Yesterday’s post discussed how the meaning of “must” in Nevada Revised Statutes can depend upon whether a verb is in the passive voice. Here in California, I’ve made frequent sightings of discussions of the passive voice in opinions, including the following:
Capo for Better Representation v. Kelley, 158 Cal.App.4th 1455 (2008) (“The Legislature could have used the vaguer, passive voice for the residence requirement (e.g., “Each signers will personally sign the petition, on which the residence of the signer shall be printed”) and in fact it did use the passive voice for another requirement set forth in section 100 (the need for the consecutive numbering in the format of the petition). But it did not use the passive voice for the affixation-of-residence requirement. The contrast in voices underscores the intent of the Legislature for personal affixation by “each signer” of his or her residence address.”) (footnote omitted);
Belmont v.
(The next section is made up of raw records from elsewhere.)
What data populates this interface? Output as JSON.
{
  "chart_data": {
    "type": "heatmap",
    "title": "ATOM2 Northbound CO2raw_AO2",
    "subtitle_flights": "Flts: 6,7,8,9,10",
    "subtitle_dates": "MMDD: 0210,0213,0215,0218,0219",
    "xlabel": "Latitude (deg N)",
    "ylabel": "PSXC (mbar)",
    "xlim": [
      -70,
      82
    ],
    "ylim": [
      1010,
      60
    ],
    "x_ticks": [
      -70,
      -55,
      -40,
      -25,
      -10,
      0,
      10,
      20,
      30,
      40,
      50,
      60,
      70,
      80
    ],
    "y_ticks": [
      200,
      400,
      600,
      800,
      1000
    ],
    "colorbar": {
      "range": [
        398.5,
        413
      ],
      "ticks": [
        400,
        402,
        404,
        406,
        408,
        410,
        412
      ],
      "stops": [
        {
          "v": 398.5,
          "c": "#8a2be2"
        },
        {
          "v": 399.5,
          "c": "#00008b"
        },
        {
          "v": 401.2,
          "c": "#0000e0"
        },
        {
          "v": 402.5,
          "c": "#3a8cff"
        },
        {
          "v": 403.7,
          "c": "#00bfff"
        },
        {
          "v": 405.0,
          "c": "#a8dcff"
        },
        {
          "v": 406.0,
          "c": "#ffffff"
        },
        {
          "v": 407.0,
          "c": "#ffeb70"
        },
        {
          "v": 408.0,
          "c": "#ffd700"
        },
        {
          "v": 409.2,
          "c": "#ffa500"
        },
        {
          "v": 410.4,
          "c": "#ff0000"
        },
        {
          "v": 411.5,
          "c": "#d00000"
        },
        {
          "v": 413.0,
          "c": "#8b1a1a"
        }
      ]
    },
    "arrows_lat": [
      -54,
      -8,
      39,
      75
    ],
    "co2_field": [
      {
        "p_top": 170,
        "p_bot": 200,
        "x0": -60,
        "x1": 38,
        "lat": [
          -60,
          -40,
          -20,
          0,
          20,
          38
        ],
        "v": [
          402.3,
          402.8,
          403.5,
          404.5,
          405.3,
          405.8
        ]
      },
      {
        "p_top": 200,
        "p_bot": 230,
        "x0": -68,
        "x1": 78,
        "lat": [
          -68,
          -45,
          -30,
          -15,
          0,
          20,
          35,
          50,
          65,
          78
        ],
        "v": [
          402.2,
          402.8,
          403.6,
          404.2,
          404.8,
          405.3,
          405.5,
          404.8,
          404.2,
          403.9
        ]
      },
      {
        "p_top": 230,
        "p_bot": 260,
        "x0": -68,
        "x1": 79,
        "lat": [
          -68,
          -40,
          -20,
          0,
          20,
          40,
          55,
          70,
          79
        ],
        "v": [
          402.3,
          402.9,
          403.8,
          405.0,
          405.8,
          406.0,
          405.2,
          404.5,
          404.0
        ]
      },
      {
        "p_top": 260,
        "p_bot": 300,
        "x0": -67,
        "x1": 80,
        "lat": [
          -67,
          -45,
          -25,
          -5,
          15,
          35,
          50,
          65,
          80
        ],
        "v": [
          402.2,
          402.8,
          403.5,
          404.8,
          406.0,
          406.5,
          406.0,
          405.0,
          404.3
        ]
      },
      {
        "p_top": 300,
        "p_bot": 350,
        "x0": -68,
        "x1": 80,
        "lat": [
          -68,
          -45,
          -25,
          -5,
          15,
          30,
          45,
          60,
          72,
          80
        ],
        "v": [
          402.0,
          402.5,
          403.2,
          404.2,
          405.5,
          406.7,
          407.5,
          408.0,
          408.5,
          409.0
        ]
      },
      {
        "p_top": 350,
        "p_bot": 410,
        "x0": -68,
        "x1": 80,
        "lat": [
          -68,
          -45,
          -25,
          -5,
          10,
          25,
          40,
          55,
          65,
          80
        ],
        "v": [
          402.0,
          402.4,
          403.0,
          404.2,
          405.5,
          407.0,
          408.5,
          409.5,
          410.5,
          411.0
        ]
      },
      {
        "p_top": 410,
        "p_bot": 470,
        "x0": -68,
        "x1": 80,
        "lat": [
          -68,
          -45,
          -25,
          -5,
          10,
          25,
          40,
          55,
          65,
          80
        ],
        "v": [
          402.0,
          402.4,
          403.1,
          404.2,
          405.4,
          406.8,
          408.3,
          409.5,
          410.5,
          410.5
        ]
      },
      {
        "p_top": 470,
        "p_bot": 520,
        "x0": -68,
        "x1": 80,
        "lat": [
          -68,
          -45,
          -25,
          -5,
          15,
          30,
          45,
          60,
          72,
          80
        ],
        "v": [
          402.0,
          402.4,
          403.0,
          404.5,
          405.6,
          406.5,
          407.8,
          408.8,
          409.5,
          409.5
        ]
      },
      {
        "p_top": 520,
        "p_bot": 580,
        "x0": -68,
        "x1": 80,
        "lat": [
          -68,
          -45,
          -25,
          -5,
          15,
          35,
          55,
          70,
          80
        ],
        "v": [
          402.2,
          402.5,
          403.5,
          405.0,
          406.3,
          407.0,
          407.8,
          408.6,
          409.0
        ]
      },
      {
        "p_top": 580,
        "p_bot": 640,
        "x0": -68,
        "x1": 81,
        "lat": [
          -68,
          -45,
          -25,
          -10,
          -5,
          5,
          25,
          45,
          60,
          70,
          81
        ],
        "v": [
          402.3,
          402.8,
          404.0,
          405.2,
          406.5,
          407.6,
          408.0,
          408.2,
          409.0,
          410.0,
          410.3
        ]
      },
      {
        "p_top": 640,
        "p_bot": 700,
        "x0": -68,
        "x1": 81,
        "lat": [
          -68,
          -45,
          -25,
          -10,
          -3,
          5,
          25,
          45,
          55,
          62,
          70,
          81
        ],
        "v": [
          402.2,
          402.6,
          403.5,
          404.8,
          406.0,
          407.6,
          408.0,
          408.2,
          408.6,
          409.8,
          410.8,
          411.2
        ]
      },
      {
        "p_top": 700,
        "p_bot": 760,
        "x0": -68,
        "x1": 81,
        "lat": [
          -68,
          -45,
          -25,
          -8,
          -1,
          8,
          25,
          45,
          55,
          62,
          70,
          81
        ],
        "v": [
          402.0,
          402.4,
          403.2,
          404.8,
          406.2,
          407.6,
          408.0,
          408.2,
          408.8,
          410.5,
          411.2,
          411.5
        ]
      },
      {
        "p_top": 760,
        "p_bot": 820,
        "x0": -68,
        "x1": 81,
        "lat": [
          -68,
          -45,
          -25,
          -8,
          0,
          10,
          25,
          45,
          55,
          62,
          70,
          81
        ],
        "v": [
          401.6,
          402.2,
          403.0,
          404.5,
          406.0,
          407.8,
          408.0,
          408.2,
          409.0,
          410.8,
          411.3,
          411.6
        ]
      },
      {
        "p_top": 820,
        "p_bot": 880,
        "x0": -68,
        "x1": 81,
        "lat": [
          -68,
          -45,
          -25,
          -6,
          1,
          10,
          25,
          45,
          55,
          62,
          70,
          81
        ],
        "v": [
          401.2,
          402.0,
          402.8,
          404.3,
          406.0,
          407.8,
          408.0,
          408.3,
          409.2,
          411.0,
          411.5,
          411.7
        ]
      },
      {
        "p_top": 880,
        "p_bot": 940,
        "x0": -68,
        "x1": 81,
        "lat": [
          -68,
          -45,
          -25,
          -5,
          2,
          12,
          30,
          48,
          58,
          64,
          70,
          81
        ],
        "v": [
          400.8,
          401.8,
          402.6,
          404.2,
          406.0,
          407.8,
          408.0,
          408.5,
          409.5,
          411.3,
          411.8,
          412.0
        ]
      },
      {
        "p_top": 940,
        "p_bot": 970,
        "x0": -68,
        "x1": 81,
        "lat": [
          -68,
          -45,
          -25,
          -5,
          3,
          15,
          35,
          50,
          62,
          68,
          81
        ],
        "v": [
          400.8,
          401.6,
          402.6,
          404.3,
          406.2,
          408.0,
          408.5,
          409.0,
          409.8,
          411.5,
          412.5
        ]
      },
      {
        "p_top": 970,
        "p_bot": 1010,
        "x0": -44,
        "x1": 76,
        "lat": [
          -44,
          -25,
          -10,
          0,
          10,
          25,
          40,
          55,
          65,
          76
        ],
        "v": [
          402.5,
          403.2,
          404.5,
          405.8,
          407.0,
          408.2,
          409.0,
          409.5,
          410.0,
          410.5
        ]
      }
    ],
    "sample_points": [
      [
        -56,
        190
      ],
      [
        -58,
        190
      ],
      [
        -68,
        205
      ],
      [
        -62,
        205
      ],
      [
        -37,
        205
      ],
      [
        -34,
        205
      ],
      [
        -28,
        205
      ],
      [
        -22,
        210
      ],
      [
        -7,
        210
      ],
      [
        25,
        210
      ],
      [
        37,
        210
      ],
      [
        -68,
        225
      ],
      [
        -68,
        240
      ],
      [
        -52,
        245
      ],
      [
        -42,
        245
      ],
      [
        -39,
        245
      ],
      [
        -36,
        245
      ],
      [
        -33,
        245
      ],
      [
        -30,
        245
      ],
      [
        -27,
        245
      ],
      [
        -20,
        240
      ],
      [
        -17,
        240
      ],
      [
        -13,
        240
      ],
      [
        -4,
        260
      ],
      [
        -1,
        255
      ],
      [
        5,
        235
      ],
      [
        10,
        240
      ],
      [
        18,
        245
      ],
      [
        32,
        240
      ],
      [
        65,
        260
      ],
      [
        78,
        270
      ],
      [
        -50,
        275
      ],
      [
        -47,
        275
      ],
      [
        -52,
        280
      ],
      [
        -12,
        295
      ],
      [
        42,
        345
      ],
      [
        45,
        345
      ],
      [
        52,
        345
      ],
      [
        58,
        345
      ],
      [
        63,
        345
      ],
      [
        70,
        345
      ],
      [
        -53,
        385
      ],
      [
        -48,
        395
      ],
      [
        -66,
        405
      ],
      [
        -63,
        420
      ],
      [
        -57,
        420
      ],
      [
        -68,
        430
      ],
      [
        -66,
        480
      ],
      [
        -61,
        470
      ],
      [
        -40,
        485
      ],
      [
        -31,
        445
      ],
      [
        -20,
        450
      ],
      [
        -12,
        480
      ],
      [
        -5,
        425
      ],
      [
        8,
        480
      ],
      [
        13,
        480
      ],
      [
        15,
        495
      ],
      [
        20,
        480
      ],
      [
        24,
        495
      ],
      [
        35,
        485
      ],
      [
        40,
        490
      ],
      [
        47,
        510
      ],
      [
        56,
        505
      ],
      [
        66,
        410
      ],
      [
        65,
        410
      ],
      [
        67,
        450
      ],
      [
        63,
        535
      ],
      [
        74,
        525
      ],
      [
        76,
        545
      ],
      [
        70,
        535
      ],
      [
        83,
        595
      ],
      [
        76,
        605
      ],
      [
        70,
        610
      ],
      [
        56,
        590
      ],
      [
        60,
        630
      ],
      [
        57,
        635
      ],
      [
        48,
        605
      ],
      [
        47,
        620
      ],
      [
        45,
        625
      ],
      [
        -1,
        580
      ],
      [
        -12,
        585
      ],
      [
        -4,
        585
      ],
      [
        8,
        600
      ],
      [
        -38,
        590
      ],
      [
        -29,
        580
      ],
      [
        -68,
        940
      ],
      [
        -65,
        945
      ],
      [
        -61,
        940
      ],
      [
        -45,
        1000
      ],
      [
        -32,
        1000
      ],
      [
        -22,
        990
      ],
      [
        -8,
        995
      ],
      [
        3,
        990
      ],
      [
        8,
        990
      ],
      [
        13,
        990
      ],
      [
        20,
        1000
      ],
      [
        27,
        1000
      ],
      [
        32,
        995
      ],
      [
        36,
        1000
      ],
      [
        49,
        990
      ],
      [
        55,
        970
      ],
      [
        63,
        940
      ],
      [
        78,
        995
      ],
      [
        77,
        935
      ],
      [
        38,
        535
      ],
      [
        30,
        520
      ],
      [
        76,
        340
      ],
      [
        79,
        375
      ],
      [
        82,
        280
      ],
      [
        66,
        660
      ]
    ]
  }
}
Comcast Cable Holdings, LLC, 151 Cal.App.4th 1224 (2007) (“We conclude, as did the court below, that a reasonable consumer would not likely be deceived by the mere use of the passive voice in the statements in the rate cards.”); and
Coso Energy Developers v. County of Inyo, 122 Cal.App.4th 1512 (2004) (“A sentence or clause written in the passive voice is not necessarily ambiguous.”).
Yesterday, was the first day of Passover. If you’ve ever danced the Hora to the tune of Hava Nagila, I highly recommend that you see Hava Nagila (the Movie). Connection to California? At the beginning of the film, watch for some briefs scenes of Canter’s Deli on Fairfax in Los Angeles.